Jackson shares, anecdotally, that her agent has been getting more calls from networks and showrunners who specifically want to find a woman composer. Ritmanis concurs, telling a story about an unnamed network exec who told an entire agency their composers would no longer be considered for any jobs unless they started submitting woman composers for work as well.
On behalf of the women composers in her alliance, Ritmanis suggests a solution to showrunners, music supervisors, producers, and directors: “Invite women composers to submit. It is not okay anymore to put all women in one kind of box. You can’t just put men in positions of power and tell women to be their assistants.”

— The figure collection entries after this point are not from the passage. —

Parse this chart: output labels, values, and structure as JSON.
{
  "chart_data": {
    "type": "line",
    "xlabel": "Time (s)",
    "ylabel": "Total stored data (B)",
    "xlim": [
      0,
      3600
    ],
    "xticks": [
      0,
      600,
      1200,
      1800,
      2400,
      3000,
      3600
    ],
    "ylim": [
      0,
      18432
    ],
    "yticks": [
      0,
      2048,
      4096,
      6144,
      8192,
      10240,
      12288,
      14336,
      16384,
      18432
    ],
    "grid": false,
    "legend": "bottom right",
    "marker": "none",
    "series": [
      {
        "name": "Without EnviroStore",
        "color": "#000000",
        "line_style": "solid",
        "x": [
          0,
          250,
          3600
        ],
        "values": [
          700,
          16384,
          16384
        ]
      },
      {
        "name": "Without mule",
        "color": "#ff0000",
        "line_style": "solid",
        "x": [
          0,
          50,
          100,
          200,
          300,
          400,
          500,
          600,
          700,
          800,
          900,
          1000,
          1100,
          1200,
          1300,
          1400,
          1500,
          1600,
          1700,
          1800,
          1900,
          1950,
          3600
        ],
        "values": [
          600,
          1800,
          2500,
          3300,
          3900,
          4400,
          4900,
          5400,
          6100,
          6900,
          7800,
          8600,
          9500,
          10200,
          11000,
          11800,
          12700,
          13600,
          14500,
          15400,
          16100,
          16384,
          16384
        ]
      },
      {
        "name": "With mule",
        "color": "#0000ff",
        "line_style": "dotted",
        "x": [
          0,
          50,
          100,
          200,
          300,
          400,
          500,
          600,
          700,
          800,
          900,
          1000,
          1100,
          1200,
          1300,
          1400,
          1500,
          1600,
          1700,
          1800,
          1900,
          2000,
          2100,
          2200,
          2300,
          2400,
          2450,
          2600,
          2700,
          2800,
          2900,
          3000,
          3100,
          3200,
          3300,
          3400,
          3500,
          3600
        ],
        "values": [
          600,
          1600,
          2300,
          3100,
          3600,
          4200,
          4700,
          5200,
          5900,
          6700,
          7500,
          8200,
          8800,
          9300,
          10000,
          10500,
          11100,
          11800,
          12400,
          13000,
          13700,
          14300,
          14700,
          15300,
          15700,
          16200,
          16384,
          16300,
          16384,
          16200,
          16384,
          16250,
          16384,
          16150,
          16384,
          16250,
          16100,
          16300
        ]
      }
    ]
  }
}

Indeed, the Time’s Up movement is pushing for inclusivity throughout Hollywood in below-the-line production roles. The Annenberg Inclusion Initiative advocates through education for diversity clauses to increase not only visible women in production but inclusion for below the line roles that historically have gone to men. Women and Hollywood is tracking the gender disparity in film and TV, finding jobs that have historically been overwhelmingly staffed by men are now, at least sometimes, going to women. The reaction from women showrunners, stars, and writers has been overwhelmingly one of relief at no longer being outnumbered by men. For many, it has removed the pressure of being “the woman” on set and allowed them to just be themselves.
The decision of who to hire, promote, and spend their time and effort cultivating is very much in the hands of studios, agents, and showrunners. For these gatekeepers, it is imperative that they remain aware about diversifying who writes the music for their productions as well as who gets credit on their shows, in order to affect real change in representation.